I never said that it can't.  Improvisation is the basis of jazz, and many
other forms of native and folk music.  But you can't call that composition.
If you want to tell me that Pauline Oliveros is having a concert of her
guided improvizations and the ticket will be thirty bucks to participate,
then fine.  I now know what I am in for and can participate at my will or
peril.  If you are telling me that Ms. Oliveros has composed some new
pieces for me to hear, and then I get to sit and listen to my heart-beat,
then you have commited fraud and I am due redress.

>The Truth is that it can indeed simply occur when set into motion.  Please
>listen to some of the tracks from http://mp3.com/tramuntana.  Some of it
>is garbage, but there are some things that are rather musical, and they
>are 100% improvised, unplanned, spontaneous and chance.
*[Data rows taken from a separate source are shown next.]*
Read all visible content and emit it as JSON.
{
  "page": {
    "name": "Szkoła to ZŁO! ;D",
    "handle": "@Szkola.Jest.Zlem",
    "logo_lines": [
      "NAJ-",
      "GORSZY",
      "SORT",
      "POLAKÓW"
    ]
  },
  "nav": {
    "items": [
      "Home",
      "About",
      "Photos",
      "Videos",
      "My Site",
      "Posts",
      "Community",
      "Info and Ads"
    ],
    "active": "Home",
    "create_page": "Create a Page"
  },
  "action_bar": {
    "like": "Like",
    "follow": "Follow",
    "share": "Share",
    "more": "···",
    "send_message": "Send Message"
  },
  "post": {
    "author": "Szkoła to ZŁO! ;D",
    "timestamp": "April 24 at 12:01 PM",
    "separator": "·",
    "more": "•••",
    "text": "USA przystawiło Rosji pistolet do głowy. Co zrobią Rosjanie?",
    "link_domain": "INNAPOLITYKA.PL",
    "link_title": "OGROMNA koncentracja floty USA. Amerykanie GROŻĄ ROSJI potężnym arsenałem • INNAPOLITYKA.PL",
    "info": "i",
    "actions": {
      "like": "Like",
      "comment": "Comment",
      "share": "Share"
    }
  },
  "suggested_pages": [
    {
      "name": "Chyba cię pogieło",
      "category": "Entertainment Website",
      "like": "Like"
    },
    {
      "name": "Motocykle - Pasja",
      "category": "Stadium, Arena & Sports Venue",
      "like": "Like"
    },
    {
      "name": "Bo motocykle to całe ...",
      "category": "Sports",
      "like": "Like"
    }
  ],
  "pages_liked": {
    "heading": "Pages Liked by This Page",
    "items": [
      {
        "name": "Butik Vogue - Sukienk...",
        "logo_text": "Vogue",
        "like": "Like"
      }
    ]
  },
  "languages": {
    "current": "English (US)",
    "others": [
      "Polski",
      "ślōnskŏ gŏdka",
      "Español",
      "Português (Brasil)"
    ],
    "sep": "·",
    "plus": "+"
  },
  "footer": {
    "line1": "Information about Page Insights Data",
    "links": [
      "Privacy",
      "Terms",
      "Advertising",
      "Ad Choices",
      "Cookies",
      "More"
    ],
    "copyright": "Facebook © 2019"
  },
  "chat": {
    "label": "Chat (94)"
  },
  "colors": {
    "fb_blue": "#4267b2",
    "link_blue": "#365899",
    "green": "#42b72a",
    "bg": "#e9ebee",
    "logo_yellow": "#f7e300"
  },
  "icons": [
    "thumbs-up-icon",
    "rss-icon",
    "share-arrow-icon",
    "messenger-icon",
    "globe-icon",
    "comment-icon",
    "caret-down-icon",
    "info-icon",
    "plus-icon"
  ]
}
Again, were I to respond to your invitation (and being the open minded guy
that I am, I will) I would know going in what I was about to experience,
and I may indeed find musical elements in the above.  I won't however find
a musical composition, now will I?

>As a composer who's done exactly that, I have two reactions, one is that
>that kind of dismissal insults *my* intelligence, and the other is that
>when I write a series of improvisation instructions I could care even one
>whit for insulting your intelligence.  I don't write music to stroke your
>ego.

Now you're getting really defensive and personal, taking my comments about
a specific composer and event and applying them to what I might think about
your work, and in turn making me out to be the bad guy.  This kind of
statement doesn't even deserve a response.

>I find this kind of cynicism about someone's artistic endeavors to be
>awfully sad.

If they were artistic endeavors, it would be.  Even someone who appends
their signature with the title of composer can also be a fraud.